Capítulo 5
Convento de Las Golondrinas, España, abril de 2000
El convento era un laberinto de pasillos. El viento de las montañas silbaba a través de las grietas que había entre las paredes y el techo y las aves entraban y salían revoloteando, gorjeaban y hacían sus nidos bajo el tejado. La luz procedía únicamente de los ventanucos enrejados abiertos en lo alto de los gruesos muros. Cuando sus ojos se adaptaron a la penumbra, Menina vio que las paredes estaban repletas de estampitas descoloridas, flores secas, vírgenes de colores chillones, santa Teresa de Jesús, el Sagrado Corazón, litografías de diversos papas y pinturas de santos de escasa calidad artística. Supuso que casi todo aquel material gráfico era de mediados del siglo XIX o principios del XX y de exiguo valor. Conocía bien sus limitaciones, pero en Holly Hill había adquirido un entrenamiento visual. Nada de aquello merecía la pena.

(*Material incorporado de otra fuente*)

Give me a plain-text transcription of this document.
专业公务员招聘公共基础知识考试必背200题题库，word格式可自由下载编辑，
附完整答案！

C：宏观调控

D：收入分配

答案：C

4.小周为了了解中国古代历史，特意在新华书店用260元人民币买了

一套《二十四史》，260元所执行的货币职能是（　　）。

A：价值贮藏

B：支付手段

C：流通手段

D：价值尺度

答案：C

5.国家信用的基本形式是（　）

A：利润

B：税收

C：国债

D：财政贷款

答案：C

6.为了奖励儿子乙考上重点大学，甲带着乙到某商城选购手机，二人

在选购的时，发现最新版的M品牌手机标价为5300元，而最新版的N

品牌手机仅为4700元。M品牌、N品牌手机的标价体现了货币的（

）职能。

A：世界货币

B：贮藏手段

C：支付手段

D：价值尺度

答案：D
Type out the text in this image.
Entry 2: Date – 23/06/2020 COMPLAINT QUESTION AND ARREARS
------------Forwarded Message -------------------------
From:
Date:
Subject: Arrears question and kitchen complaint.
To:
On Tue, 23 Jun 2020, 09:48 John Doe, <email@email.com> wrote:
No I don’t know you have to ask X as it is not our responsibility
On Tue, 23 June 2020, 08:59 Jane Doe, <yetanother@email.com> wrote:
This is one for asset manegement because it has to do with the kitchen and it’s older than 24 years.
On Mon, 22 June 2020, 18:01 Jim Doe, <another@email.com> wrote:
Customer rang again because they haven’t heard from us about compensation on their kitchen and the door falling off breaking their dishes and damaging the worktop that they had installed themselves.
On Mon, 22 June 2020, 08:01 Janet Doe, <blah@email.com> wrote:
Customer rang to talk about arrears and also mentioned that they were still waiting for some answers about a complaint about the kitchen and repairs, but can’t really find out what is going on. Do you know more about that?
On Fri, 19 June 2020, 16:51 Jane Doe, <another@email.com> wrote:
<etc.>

Enfiló un pasillo detrás de otro, pasando por delante de puertas abiertas que revelaban celdas como la suya, con una cama estrecha, una mesa y una silla y un crucifijo en la pared. En su día, debieron de ocuparlas los peregrinos. Arrugó la nariz: jamás había percibido un hedor frío y húmedo como aquel, a rancio, a moho y a podrido.
Confiaba en encontrar la capilla o toparse con alguna de las monjas, pero los pasillos estaban desiertos. Apareció de pronto en una sala con profundas pilas de piedra en las paredes y una antigua bomba de agua de hierro. En un perchero de madera se secaban unos camisones remendados. Abrió una puerta que conducía a otra sala mayor, con el suelo y las paredes embaldosados, y otra pila de piedra, otra bomba de agua y unos cuantos cacharros de cocina mal colgados de unos ganchos de hierro en el techo bajo. Había una chimenea enorme en un extremo y una vieja mesa de caballete llena de marcas. En ella descansaban unas garrafas forradas de mimbre y etiquetadas como «Vino» y «Aceite de oliva». También había ristras de ajos y cebollas, una cesta de huevos, otra de alcachofas pequeñas y otra de patatas aún cubiertas de tierra, unos limones y un trozo de panal en un plato. Junto a la chimenea, colgaban manojos de hierbas y, en el interior, había una pila de leña y un puchero de hierro hirviendo a fuego lento sobre las brasas. Se agachó y levantó la tapa; entonces salió de lo que allí se estuviera cociendo un vapor con olor a ajo que le hizo darse cuenta del hambre tan terrible que tenía. El pan dulce del desayuno le había parecido delicioso, pero solo había un pedazo. Volvió a tapar el puchero y buscó algo que picar, lo que fuese.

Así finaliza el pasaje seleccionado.